According to LSEG data on Reuters, the S&P 500 advanced 0.23% to 7,416.00. The Nasdaq Composite edged 0.12% higher, landing at 26,277.35. The Dow Jones Industrial Average picked up 0.17% to 49,694.92. Brent crude climbed 2.63% to $103.95. The U.S. 10-year Treasury yield came in at 4.386%, a level where stocks tend to face competition from fixed income.
Tuesday brings the next big hurdle: the consumer price index, or CPI, landing on investors’ desks—a snapshot of what households shell out for goods and services. “Key Inflation data will be released this week and the stakes couldn’t be higher,” wrote Jay Woods, chief market strategist at Freedom Capital Markets, in a note cited by Investopedia. Investopedia
Earnings are still holding up the market, for now. HSBC just bumped its S&P 500 year-end call to 7,650 from 7,500, pointing to stronger-than-expected profit growth. According to the bank, first-quarter earnings for the S&P 500 could jump nearly 29% from last year, thanks largely to megacap tech stocks tied to AI. “While earnings remain supportive, sentiment is on shakier ground,” HSBC strategists wrote. Reuters
Semiconductor stocks propped up the market once more. Intel climbed, extending Friday’s gains that followed word of a potential chip deal with Apple. Qualcomm notched a fresh record high. Nvidia, Cisco, and Applied Materials also drew attention, as investors tracked whether AI-driven demand is still translating into higher revenues.
Oil muddied the picture. Airline stocks—Southwest, Delta, and United—edged lower as rising fuel costs pressured profit margins, but energy names tracked crude’s advance. Brent was trading north of $103, according to Investing.com, and the S&P 500 VIX, Wall Street’s volatility index, moved higher as well.
Pockets of the rally remain thin. Jamie McGeever at Reuters pointed out that just ten U.S. stocks now make up 33% of total market value. RBC analysts flagged that the market-cap-weighted S&P 500 has beaten its equal-weight sibling by over 30%—clear evidence that gains are clustered in the largest names.
This level of concentration isn’t just a number. If top tech names post weak AI earnings or guidance, the fallout could ripple fast through index funds and ETFs packed with those same giants.

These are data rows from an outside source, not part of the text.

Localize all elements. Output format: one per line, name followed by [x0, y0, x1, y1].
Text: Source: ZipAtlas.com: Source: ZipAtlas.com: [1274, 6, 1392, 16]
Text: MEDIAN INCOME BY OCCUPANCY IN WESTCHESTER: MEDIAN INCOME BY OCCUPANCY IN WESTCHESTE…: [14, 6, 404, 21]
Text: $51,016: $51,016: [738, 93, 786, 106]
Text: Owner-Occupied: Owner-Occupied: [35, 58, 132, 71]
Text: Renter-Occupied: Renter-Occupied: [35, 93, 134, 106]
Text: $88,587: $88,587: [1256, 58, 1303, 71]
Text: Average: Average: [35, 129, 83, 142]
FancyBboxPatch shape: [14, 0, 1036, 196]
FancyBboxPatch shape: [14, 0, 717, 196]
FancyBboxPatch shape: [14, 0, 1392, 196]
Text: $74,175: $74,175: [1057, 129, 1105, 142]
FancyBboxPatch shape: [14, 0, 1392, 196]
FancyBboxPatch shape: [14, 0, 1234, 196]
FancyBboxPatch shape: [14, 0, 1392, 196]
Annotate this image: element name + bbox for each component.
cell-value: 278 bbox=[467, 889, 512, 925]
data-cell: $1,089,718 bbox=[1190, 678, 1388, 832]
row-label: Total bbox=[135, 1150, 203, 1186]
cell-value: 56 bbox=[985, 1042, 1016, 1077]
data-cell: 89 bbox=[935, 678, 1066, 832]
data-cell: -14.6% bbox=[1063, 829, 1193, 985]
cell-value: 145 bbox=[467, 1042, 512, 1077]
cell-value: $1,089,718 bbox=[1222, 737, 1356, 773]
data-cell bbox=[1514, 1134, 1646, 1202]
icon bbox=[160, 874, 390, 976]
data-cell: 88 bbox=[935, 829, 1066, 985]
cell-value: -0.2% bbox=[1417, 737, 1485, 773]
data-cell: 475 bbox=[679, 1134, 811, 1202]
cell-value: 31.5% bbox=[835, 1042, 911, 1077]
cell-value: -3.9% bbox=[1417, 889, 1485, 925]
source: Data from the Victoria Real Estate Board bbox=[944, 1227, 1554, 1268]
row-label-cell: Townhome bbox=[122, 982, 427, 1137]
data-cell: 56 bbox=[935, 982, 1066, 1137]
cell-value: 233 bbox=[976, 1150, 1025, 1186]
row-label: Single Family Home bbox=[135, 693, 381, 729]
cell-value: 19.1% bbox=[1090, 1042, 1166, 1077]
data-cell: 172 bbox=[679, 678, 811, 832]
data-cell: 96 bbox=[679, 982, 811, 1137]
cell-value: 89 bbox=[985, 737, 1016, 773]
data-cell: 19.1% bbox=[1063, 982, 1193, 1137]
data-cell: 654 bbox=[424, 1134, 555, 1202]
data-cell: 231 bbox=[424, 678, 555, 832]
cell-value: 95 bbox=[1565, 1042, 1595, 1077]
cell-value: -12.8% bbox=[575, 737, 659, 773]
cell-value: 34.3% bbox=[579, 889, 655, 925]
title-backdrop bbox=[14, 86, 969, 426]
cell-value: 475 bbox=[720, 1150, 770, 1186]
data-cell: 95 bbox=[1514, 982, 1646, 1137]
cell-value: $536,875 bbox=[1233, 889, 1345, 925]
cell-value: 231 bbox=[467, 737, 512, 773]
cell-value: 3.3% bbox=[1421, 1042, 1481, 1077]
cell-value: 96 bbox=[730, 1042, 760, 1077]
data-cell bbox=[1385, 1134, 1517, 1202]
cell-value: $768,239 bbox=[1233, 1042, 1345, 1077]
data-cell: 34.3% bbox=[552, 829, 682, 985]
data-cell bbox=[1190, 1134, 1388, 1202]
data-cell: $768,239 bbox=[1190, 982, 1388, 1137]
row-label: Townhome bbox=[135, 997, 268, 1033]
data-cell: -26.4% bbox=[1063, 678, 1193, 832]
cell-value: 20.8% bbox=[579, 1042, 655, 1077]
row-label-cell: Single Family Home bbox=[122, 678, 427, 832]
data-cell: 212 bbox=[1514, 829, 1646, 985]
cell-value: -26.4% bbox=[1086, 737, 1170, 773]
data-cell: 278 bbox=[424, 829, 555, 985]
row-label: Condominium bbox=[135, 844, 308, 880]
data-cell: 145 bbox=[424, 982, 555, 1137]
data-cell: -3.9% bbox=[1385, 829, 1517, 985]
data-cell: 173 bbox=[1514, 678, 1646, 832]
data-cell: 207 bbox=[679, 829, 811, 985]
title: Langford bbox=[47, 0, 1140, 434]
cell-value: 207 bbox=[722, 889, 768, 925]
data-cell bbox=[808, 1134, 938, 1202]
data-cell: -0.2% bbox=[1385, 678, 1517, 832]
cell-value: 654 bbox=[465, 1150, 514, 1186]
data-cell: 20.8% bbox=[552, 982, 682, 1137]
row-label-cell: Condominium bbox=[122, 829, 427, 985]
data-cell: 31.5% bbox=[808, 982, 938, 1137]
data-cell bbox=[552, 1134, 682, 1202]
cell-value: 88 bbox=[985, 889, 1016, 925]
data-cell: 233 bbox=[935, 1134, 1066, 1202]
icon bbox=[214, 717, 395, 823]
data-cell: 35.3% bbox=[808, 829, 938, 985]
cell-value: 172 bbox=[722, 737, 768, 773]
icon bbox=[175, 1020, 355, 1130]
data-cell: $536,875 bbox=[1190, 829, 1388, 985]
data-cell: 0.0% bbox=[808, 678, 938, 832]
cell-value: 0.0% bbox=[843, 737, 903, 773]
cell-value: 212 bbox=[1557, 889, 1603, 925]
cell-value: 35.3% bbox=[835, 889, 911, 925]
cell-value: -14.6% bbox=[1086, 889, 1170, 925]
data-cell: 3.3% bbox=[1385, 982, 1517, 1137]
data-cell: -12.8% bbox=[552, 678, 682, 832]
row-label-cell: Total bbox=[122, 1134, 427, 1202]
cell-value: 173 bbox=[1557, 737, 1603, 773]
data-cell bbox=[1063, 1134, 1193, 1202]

Put bluntly: if the top stocks slip, there’s not much cushion left in the rally.
Investors are sticking with the tape for the time being. “We want to be in there for the equity bull market,” Grace Peters at JPMorgan Private Bank told Bloomberg, though she emphasized the need for portfolios to keep some resilience. Bloomberg
The catch? If CPI surprises on the upside, oil rallies further, or U.S.-Iran negotiations stall, investors may need to reassess how much room the Federal Reserve has to hold off on rate hikes. Oppenheimer flagged high oil and supply-chain snags as real inflation threats in the short run, while also noting the Middle East conflict could weigh on markets.